My mother told me that she wouldn’t tell us what happened with Aunt Hannah until my grandmother died.  I knew that point it wasn’t worth the fallout, and she didn’t wish us to deal with the reality of situation.  I remember sending Aunt Hannah notes anyway, but never got a response.  I still have a pair of earrings she gave me after I turned 13, and was allowed to get my ears pierced.  They are the antique earrings I pictured above, and they hurt to put in or take out.  I kept them to remind me of the grace that Aunt Hannah showed to others, and also just good memories I have of this jolly woman.

It also reminds me of how at times we speak of the Grace of God, but forget that he asks us to show grace towards others.  The scandal wasn’t something she needed to be removed for, but like other things it may have been to ugly for the church ladies to deal with.  It’s telling to me that this ‘secular’ woman would show such grace even towards my grandfather, and yet we at times as Christians are so conditional with our grace towards them.

To this day the church to me doesn't show to much grace towards the families dealing with domestic violence.  They may talk about a little more, but how they handle things is pretty much the same.  The grace they show?  I see their lips moving, but I see nothing to back up the words.  I see no action to stop domestic violence within the church.  I see no one truly acknowledging emotional abuse and verbal abuse that happens way to often within families.  I guess they seem to think my mother's emotional distance was caused by the beatings only.

They tell you to GO to the church, but truly the church has nothing to hand them.  They say avoid the domestic violence shelters, because of rumors that all of them are run by feminist's that hate MEN!  They want to break up the families, etc.  Could there be such a thing?  Sure I suppose there could, but I also know the denial of how damaging the violence within the home is seen from the eyes of the church.   When you are beaten and broken by abuse?  Which would you see as showing more grace towards the danger?  The ones that say they will pray for you, or the ones that offers you shelter away from the abuse?  I guess common sense and the sense of human nature doesn't come into the picture at all.

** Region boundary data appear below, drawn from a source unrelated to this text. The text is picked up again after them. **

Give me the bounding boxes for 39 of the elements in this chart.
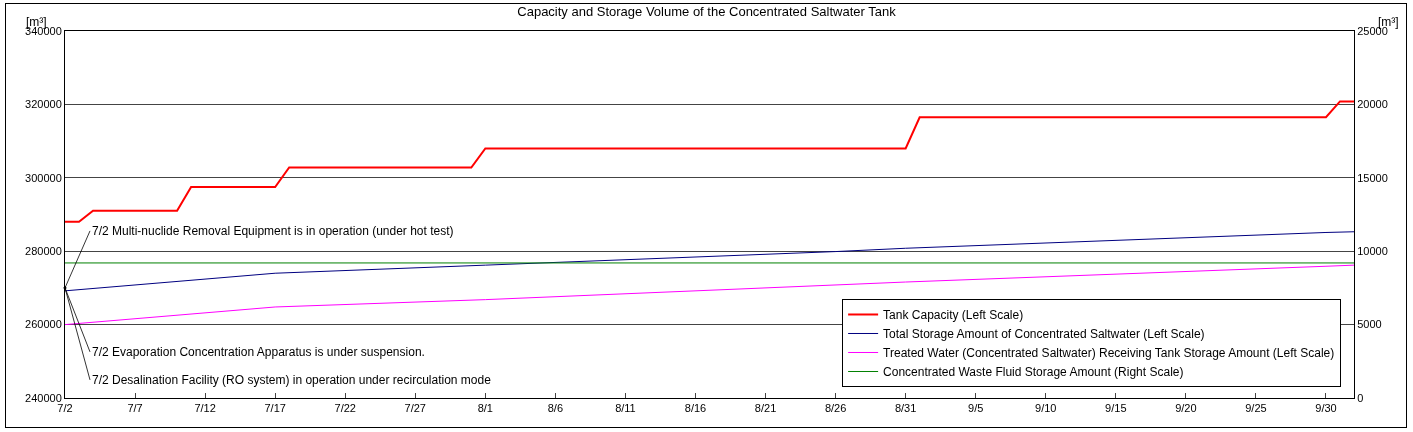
- y-tick-label: 320000: [25, 98, 62, 111]
- x-tick-label: 9/15: [1105, 402, 1127, 415]
- annotation: 7/2 Evaporation Concentration Apparatus is under suspension.: [92, 345, 425, 359]
- y2-tick-label: 10000: [1357, 245, 1388, 258]
- legend-label: Treated Water (Concentrated Saltwater) Receiving Tank Storage Amount (Left Scale): [883, 346, 1335, 361]
- x-tick-label: 7/27: [404, 402, 426, 415]
- x-tick-label: 8/16: [684, 402, 707, 415]
- x-tick-label: 8/6: [547, 402, 564, 415]
- line-series: [65, 100, 1354, 223]
- y-tick-label: 300000: [25, 171, 62, 184]
- x-tick-label: 7/12: [194, 402, 216, 415]
- x-tick-label: 8/26: [824, 402, 847, 415]
- x-tick-label: 9/30: [1315, 402, 1337, 415]
- x-tick-label: 7/22: [334, 402, 356, 415]
- y2-tick-label: 20000: [1357, 98, 1388, 111]
- x-tick-label: 7/2: [57, 402, 73, 415]
- y2-tick-label: 5000: [1357, 318, 1382, 331]
- x-tick-label: 8/21: [754, 402, 777, 415]
- y2-tick-label: 15000: [1357, 171, 1388, 184]
- legend-label: Concentrated Waste Fluid Storage Amount (Right Scale): [883, 365, 1184, 380]
- y2-tick-label: 0: [1357, 391, 1364, 404]
- annotation: 7/2 Multi-nuclide Removal Equipment is in operation (under hot test): [92, 224, 454, 238]
- legend-label: Tank Capacity (Left Scale): [883, 308, 1024, 323]
- y-tick-label: 240000: [25, 391, 62, 404]
- x-tick-label: 9/20: [1175, 402, 1197, 415]
- x-tick-label: 9/5: [968, 402, 984, 415]
- x-tick-label: 7/17: [264, 402, 286, 415]
- chart-title: Capacity and Storage Volume of the Concentrated Saltwater Tank: [517, 3, 897, 19]
- x-tick-label: 9/25: [1245, 402, 1267, 415]
- x-tick-label: 8/11: [615, 402, 636, 415]
- x-tick-label: 8/31: [894, 402, 917, 415]
- x-tick-label: 8/1: [477, 402, 493, 415]
- legend-label: Total Storage Amount of Concentrated Saltwater (Left Scale): [883, 327, 1205, 342]
- annotation: 7/2 Desalination Facility (RO system) in operation under recirculation mode: [92, 373, 492, 387]
- y-tick-label: 280000: [25, 245, 62, 258]
- x-tick-label: 9/10: [1035, 402, 1057, 415]
- y-tick-label: 260000: [25, 318, 62, 331]
- x-tick-label: 7/7: [127, 402, 143, 415]
- line-series: [65, 264, 1354, 326]
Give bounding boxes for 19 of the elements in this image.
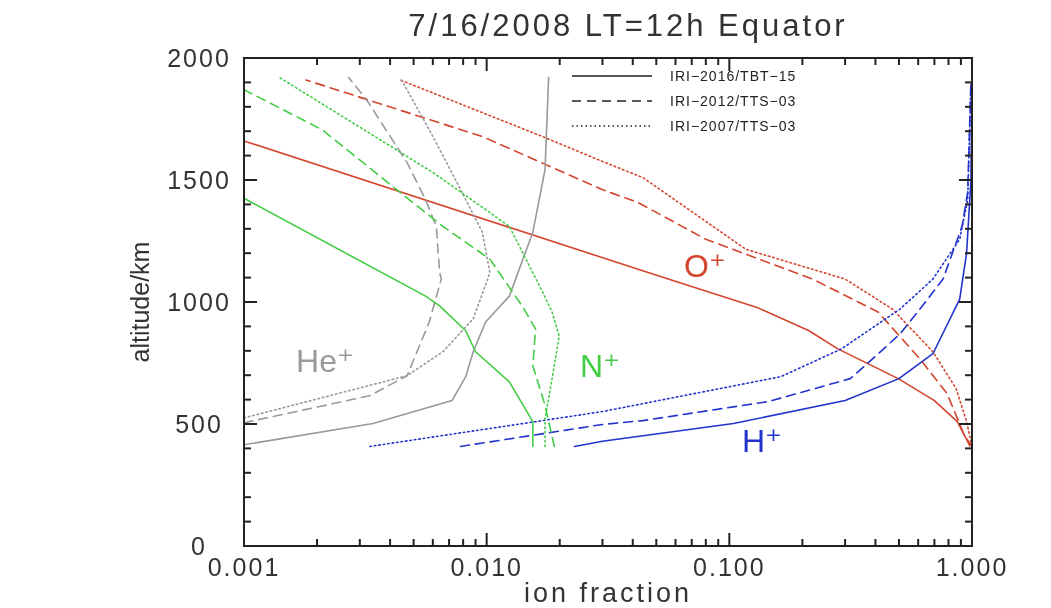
x-tick-label: 0.100	[693, 553, 766, 581]
y-tick-label: 1500	[167, 166, 231, 194]
series-label: He⁺	[296, 343, 354, 379]
annotation: IRI−2007/TTS−03	[670, 118, 797, 134]
chart-title: 7/16/2008 LT=12h Equator	[408, 8, 848, 43]
annotation: IRI−2012/TTS−03	[670, 93, 797, 109]
x-tick-label: 0.010	[450, 553, 523, 581]
y-axis-title: altitude/km	[126, 241, 154, 363]
x-tick-label: 1.000	[935, 553, 1009, 581]
series-label: H⁺	[742, 423, 782, 459]
x-axis-title: ion fraction	[523, 578, 693, 608]
x-tick-label: 0.001	[207, 553, 281, 581]
y-tick-label: 2000	[167, 44, 231, 72]
annotation: IRI−2016/TBT−15	[670, 68, 797, 84]
series-label: O⁺	[684, 248, 726, 284]
y-tick-label: 500	[175, 410, 223, 438]
y-tick-label: 1000	[167, 288, 231, 316]
series-label: N⁺	[580, 348, 620, 384]
y-tick-label: 0	[191, 532, 207, 560]
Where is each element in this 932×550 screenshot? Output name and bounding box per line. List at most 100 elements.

Aunt Hannah showed the grace towards our family more than the church, and even society at large around them!  When they found that Aunt Hannah had done something humans do?  That conditional grace came into place once again - she was abandoned.  She didn't abandon the family the church had, but the church's pressure to abandon her when the time the sin was revealed happened out of some wried vision of who your true friends should be.  Who was the true friend I ask you?

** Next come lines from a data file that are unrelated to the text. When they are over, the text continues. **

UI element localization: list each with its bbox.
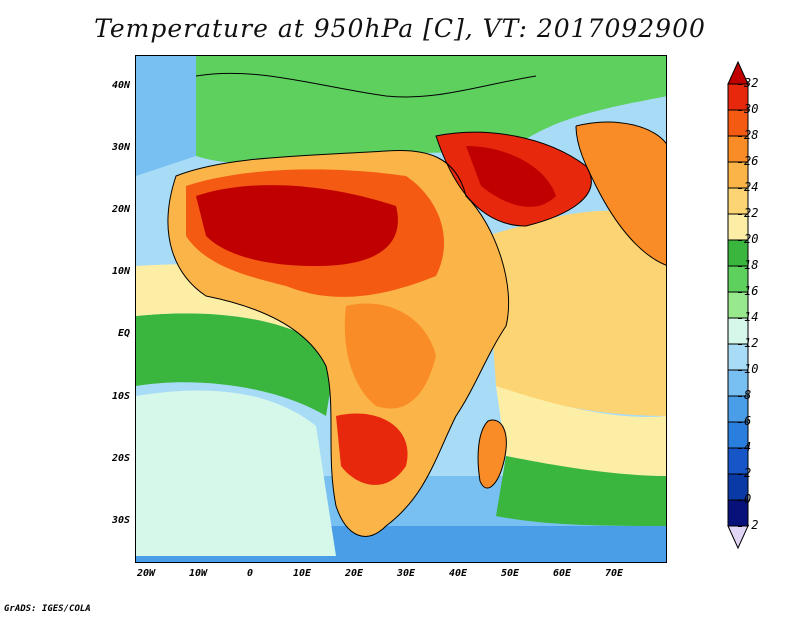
- india-coastline: [575, 121, 666, 266]
- colorbar-tick: [738, 396, 742, 397]
- colorbar: [727, 60, 749, 550]
- colorbar-tick: [738, 370, 742, 371]
- colorbar-tick: [738, 292, 742, 293]
- colorbar-tick: [738, 422, 742, 423]
- colorbar-label: 2: [744, 466, 752, 480]
- colorbar-tick: [738, 266, 742, 267]
- colorbar-tick: [738, 84, 742, 85]
- lon-label-60e: 60E: [552, 568, 572, 579]
- north-atlantic: [136, 56, 196, 176]
- south-atlantic-pale: [136, 390, 336, 556]
- colorbar-tick: [738, 344, 742, 345]
- colorbar-tick: [738, 448, 742, 449]
- colorbar-label: 18: [744, 258, 759, 272]
- colorbar-tick: [738, 474, 742, 475]
- colorbar-label: 22: [744, 206, 759, 220]
- india-warm: [576, 122, 666, 266]
- colorbar-tick: [738, 188, 742, 189]
- colorbar-label: 6: [744, 414, 752, 428]
- indian-ocean-green: [496, 456, 666, 526]
- colorbar-label: 12: [744, 336, 759, 350]
- colorbar-label: 16: [744, 284, 759, 298]
- colorbar-tick: [738, 110, 742, 111]
- lat-label-eq: EQ: [117, 328, 130, 339]
- lon-label-50e: 50E: [500, 568, 520, 579]
- madagascar: [477, 419, 507, 489]
- lon-label-40e: 40E: [448, 568, 468, 579]
- gulf-guinea-green: [136, 313, 336, 416]
- lon-label-20w: 20W: [136, 568, 156, 579]
- colorbar-label: 4: [744, 440, 752, 454]
- southern-africa-hot: [336, 413, 408, 485]
- colorbar-label: 30: [744, 102, 759, 116]
- colorbar-label: 0: [744, 492, 752, 506]
- lon-label-20e: 20E: [344, 568, 364, 579]
- page-title: Temperature at 950hPa [C], VT: 201709290…: [94, 14, 706, 43]
- colorbar-tick: [738, 318, 742, 319]
- lon-label-0: 0: [246, 568, 254, 579]
- footer-credit: GrADS: IGES/COLA: [4, 604, 91, 614]
- colorbar-label: 26: [744, 154, 759, 168]
- lon-label-10w: 10W: [188, 568, 208, 579]
- central-africa-warm: [344, 303, 436, 409]
- arabia-coastline: [435, 131, 592, 227]
- colorbar-tick: [738, 240, 742, 241]
- arabian-sea-yellow: [486, 210, 666, 416]
- lon-label-30e: 30E: [396, 568, 416, 579]
- colorbar-tick: [738, 136, 742, 137]
- colorbar-tick: [738, 526, 742, 527]
- colorbar-label: 32: [744, 76, 759, 90]
- lat-label-30n: 30N: [111, 142, 130, 153]
- lat-label-30s: 30S: [111, 515, 130, 526]
- europe-coastline: [195, 72, 537, 98]
- colorbar-label: 20: [744, 232, 759, 246]
- colorbar-tick: [738, 214, 742, 215]
- lat-label-10n: 10N: [111, 266, 130, 277]
- lat-label-20n: 20N: [111, 204, 130, 215]
- lat-label-40n: 40N: [111, 80, 130, 91]
- colorbar-label: 24: [744, 180, 759, 194]
- colorbar-label: 10: [744, 362, 759, 376]
- lat-label-10s: 10S: [111, 391, 130, 402]
- lat-label-20s: 20S: [111, 453, 130, 464]
- lon-label-70e: 70E: [604, 568, 624, 579]
- temperature-map: [136, 56, 666, 562]
- colorbar-label: 14: [744, 310, 759, 324]
- arabia-hottest: [466, 146, 556, 207]
- africa-coastline: [167, 149, 510, 537]
- indian-ocean-yellow: [496, 386, 666, 476]
- colorbar-tick: [738, 500, 742, 501]
- colorbar-label: 8: [744, 388, 752, 402]
- sahara-hottest: [196, 185, 398, 266]
- colorbar-label: 28: [744, 128, 759, 142]
- colorbar-label: -2: [744, 518, 759, 532]
- map-plot-area: [135, 55, 667, 563]
- colorbar-tick: [738, 162, 742, 163]
- lon-label-10e: 10E: [292, 568, 312, 579]
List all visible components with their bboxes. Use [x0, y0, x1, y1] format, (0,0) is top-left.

I guess I will never understand the conditional grace you find in the church.  I don't see the condition of withdrawing this in the bible.  The fact our family needed to show grace towards a man that beat his family with a show forgiveness versus abandoning a secular lady that held their hands during their lifetime when they saw sin in her makes no sense.  Its strange how the church makes excuses for themselves, and just says the world doesn't understand.  You have to wonder if they are not the ones that don't get it.

I will never forget you Aunt Hannah.  You are the picture of grace I wish the church could have acknowledged.  YOU a secular person they could have learned a lesson of grace from.  I love you!  Today a day of Thanksgiving - I will give my thanks to the Lord for you!  You were such a present of hope and grace in times which you were needed, and when no one else would step up to the plate.